Following this selection yesterday of pictures of Uighur students in Xinjiang.

- On why this eruption, violent as it and its suppression have been, is unlikely to shake the government's control of or support in China, my friend Russell Leigh Moses of Beijing, in this op-ed in the NYT today, makes the right points and presents a convincing argument. Gist:

"The state apparatus has become dizzy with success in dealing with unrest. This gives little hope that further mass outbreaks will not be violently crushed. It also demonstrates that social upheaval will not pave the way to democracy. The party is too strong and confident to allow change from below."

The contrast between the Chinese state's continued ineptness in appealing to international opinion and its very effective control of opinion and knowledge within China is worth remembering at all times, and especially during crises like this. From the outside, these may look like challenges to the survival of the regime. From the inside, to most people in China, they're new occasions for national fortitude and solidarity.

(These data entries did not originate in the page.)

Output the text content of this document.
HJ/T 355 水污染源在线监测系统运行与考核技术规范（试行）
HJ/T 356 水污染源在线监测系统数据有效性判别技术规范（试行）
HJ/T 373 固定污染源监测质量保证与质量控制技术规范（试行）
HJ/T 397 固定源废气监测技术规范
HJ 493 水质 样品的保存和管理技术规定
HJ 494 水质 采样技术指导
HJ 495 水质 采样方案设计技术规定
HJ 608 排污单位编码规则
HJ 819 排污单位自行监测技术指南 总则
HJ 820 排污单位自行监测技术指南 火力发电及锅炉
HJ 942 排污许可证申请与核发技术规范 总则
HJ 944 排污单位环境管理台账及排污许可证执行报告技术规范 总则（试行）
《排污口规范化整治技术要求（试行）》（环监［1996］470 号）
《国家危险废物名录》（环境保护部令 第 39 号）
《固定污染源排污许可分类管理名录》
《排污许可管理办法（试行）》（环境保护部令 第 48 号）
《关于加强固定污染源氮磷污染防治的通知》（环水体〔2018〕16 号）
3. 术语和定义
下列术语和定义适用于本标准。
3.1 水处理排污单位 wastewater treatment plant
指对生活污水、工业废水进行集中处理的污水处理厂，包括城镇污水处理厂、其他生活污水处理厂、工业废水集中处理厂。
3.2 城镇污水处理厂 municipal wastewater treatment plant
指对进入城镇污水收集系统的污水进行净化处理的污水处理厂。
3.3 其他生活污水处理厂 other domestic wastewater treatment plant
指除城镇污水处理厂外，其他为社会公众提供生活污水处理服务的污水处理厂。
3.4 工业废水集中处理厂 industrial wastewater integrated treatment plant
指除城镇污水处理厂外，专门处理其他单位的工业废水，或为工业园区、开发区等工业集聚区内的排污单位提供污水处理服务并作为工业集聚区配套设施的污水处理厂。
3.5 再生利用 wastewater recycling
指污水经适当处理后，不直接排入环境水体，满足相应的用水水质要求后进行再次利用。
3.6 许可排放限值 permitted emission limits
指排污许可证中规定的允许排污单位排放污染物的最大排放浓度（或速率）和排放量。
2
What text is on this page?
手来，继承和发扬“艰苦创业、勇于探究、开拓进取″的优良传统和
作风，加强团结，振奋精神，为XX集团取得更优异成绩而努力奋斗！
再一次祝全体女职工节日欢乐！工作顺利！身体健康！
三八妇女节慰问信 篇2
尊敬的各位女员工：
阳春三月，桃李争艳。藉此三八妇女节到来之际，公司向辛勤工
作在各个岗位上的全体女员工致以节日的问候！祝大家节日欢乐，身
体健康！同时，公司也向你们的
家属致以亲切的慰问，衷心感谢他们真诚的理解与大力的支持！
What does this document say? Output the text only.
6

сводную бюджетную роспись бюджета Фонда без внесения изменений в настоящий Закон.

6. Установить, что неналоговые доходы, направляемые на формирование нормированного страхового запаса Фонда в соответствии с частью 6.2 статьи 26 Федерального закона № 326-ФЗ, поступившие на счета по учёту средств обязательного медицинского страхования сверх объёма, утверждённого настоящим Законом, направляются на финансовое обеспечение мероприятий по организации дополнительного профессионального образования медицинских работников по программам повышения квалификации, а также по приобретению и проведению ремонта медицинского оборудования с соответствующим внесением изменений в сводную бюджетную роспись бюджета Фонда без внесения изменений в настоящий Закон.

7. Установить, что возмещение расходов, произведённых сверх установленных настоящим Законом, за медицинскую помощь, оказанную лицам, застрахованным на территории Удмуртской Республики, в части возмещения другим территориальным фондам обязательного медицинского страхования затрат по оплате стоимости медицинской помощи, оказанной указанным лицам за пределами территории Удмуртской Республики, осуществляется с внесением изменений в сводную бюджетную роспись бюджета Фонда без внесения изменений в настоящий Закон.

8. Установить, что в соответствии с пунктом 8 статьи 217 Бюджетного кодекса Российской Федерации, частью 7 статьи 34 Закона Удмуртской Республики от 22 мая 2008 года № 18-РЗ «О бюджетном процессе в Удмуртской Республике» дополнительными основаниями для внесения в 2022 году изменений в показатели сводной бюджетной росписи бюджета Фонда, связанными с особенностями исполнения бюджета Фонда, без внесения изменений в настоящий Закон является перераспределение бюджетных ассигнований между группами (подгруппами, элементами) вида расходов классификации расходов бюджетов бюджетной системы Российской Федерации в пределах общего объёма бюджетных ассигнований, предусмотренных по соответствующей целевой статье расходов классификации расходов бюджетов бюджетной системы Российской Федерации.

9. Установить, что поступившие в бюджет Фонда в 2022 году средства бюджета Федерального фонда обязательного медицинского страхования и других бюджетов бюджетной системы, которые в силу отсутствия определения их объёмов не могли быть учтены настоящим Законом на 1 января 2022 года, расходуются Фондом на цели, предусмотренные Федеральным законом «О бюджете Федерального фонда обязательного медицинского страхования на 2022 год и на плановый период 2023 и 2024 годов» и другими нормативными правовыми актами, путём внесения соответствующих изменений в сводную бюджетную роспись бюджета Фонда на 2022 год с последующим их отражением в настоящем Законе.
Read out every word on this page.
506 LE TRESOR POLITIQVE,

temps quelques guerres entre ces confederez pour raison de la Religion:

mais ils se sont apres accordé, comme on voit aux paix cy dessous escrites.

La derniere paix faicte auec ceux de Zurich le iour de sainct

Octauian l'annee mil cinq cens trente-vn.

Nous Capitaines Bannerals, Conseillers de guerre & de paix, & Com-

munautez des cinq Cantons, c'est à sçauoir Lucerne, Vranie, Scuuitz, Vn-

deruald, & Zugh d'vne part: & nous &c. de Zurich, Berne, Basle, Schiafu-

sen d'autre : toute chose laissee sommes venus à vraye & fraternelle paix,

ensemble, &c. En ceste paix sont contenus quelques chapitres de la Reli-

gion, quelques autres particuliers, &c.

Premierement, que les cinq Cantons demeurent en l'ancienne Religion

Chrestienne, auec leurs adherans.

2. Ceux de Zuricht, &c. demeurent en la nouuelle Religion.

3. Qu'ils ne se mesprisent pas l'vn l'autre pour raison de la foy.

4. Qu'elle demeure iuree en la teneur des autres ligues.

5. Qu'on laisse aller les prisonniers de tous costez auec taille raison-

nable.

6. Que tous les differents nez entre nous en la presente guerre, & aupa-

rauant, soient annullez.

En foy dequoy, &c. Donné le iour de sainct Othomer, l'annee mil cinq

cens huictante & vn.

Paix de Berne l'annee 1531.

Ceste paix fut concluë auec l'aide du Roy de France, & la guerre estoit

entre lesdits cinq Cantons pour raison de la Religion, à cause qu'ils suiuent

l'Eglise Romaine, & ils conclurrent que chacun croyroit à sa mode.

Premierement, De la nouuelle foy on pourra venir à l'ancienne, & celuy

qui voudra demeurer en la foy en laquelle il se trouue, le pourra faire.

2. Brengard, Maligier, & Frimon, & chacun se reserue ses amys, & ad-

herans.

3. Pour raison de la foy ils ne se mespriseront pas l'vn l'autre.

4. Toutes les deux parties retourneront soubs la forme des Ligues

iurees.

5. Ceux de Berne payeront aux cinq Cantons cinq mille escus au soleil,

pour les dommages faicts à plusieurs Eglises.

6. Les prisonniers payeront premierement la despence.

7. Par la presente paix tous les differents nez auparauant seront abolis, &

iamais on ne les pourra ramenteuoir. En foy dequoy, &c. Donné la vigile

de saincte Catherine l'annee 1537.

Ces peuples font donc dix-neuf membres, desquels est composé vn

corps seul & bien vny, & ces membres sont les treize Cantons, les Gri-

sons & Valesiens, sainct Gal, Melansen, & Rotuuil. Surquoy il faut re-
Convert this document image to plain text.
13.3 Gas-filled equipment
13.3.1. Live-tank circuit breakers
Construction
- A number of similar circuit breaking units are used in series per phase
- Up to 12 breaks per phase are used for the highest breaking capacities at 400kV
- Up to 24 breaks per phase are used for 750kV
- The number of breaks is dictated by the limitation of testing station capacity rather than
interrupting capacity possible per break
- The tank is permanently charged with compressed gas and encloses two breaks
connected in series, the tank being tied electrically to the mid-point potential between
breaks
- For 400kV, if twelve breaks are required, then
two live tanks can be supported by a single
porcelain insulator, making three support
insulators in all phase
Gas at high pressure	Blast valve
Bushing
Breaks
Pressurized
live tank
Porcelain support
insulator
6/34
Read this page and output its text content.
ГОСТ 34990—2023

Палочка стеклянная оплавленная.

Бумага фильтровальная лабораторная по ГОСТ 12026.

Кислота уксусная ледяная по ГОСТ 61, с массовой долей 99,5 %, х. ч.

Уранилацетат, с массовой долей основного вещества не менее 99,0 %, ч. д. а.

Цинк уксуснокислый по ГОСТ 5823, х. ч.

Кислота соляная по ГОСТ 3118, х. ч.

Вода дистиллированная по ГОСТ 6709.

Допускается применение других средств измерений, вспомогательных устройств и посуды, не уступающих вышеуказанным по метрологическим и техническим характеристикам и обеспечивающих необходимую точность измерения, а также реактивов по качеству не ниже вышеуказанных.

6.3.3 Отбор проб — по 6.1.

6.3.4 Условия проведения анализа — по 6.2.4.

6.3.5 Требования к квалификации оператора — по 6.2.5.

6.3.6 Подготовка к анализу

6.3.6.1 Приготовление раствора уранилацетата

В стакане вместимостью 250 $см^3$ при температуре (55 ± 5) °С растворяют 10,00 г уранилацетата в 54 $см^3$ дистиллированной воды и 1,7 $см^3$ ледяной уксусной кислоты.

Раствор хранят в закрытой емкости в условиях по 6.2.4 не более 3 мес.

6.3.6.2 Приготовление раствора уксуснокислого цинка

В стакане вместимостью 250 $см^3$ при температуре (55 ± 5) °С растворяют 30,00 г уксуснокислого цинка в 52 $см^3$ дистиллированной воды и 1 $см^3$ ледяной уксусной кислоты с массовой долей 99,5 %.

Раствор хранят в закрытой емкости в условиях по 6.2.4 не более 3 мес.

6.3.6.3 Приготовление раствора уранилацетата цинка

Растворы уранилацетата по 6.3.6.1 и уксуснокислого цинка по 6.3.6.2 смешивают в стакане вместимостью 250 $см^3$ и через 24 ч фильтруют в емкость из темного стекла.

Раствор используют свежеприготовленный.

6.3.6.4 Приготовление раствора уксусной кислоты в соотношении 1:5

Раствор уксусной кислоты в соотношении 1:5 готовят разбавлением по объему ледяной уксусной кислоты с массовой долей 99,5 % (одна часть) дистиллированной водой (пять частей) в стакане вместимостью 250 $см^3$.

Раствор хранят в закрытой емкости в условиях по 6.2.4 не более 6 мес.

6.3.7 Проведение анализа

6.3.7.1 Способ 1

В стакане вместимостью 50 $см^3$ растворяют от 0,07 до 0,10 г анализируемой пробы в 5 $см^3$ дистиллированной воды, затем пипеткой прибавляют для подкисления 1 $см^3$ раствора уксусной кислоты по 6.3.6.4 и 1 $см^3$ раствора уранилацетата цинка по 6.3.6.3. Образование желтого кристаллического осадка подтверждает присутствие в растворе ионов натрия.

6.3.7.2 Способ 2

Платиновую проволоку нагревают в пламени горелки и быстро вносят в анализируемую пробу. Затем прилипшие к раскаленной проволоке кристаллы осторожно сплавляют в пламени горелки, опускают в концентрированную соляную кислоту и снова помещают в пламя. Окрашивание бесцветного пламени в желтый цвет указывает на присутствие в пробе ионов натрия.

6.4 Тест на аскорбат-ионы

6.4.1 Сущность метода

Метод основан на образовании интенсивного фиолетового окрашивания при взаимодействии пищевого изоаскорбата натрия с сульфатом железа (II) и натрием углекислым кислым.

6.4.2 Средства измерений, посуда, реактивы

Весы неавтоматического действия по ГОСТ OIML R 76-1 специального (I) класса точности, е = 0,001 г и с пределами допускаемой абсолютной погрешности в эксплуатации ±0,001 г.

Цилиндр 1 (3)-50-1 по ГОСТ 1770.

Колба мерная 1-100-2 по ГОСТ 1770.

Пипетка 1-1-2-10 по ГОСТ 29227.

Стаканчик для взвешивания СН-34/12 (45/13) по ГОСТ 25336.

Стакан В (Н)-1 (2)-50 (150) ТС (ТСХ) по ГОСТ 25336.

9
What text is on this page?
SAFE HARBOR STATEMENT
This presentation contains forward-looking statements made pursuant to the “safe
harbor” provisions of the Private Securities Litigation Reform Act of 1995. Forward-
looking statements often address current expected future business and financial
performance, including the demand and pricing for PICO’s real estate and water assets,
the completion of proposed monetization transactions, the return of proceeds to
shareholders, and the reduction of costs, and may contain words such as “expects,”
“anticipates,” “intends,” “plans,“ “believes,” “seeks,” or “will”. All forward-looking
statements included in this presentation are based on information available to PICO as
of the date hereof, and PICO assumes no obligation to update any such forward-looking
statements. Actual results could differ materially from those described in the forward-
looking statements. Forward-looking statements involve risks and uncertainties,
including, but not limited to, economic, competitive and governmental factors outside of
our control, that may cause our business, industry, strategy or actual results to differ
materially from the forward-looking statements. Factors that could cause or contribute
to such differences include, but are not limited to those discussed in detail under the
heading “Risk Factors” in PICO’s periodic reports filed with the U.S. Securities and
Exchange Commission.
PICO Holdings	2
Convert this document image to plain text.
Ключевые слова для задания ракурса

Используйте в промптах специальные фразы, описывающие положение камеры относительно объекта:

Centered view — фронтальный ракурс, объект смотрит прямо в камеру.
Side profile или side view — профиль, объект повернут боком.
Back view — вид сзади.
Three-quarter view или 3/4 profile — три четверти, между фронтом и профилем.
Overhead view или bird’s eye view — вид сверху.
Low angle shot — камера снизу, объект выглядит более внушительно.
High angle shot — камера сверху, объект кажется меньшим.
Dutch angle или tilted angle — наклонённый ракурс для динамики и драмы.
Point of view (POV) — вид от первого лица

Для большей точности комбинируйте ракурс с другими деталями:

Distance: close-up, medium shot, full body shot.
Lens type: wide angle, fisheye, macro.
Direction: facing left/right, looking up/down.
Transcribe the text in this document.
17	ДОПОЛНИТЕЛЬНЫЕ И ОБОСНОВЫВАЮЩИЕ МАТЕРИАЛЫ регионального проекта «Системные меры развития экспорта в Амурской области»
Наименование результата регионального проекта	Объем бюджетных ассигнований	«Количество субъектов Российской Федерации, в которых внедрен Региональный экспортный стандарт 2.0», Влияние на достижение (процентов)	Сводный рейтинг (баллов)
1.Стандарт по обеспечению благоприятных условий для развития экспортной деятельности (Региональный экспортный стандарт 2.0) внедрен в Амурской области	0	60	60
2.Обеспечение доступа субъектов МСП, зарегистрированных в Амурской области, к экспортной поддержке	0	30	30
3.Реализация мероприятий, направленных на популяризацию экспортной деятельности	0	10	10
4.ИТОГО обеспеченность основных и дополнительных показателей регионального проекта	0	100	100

- On the roots of the conflict, Glenn Mott of the Hearst Corporation (also a friend), who has been in Beijing as a Fulbright lecturer at Tsinghua University, sends this report:

"What we saw this week should be familiar to us as Americans. This was a race riot, not a political insurrection. It is what a young Chinese engineer I had lunch with today called an ethnic "brawl" with Uighurs and Hans throwing rocks over the heads of police in between. We should notice there is progress at the central government level--foreign journalists are in fact being given some access to Urumqi--though social networks have been cut, and Xinhua is carefully editing for fullest grim effect on the Eastern Chinese psyche.

"But with no public space in the media to cultivate a civil society, to debate and discuss grievances, and none on the horizon, the Han and Uighur of Xinjiang are caught in a hopeless deficit for information about each other's grievances. This is the same all over China (between developers and farmers, and between local government and petitioners, for instance) lacking a public space for civil discourse, lacking rule of law, lacking release and resolution except in private conversations and ultimately, into the streets they go."

He attached a recent photo of the storied Uighur trading city of Kashgar, which is being razed so it can be rebuilt in a "safer" way.
 

Kashgar.jpg


- On fiction-list suggestions, I have mentioned many times this past year a spy-thriller novel by the British writer Charles Cumming, called Typhoon. It is about a Uighur uprising in Xinjiang -- in the novel's case, abetted by outside agents. I will have serious/non-fiction reading tips later, but this is the most relevant thriller.

- On general introduction to the Uighurs and their situation, this brief video by the Stanley Foundation has a lot of useful information, including an interview with Rebiya Kadeer, a Uighur emigree blamed by the Chinese government for much of the upheaval. It also includes an interview with a very tired-looking me after a trip to Xinjiang.

- On America's stake in Xinjiang, it is a lasting error and embarrassment that after 9/11 the U.S. won Chinese government support by agreeing that Uighur separatists -- formally, the East Turkestan Liberation Organization -- should be seen as part of the world terrorist threat. After all, they are Muslims.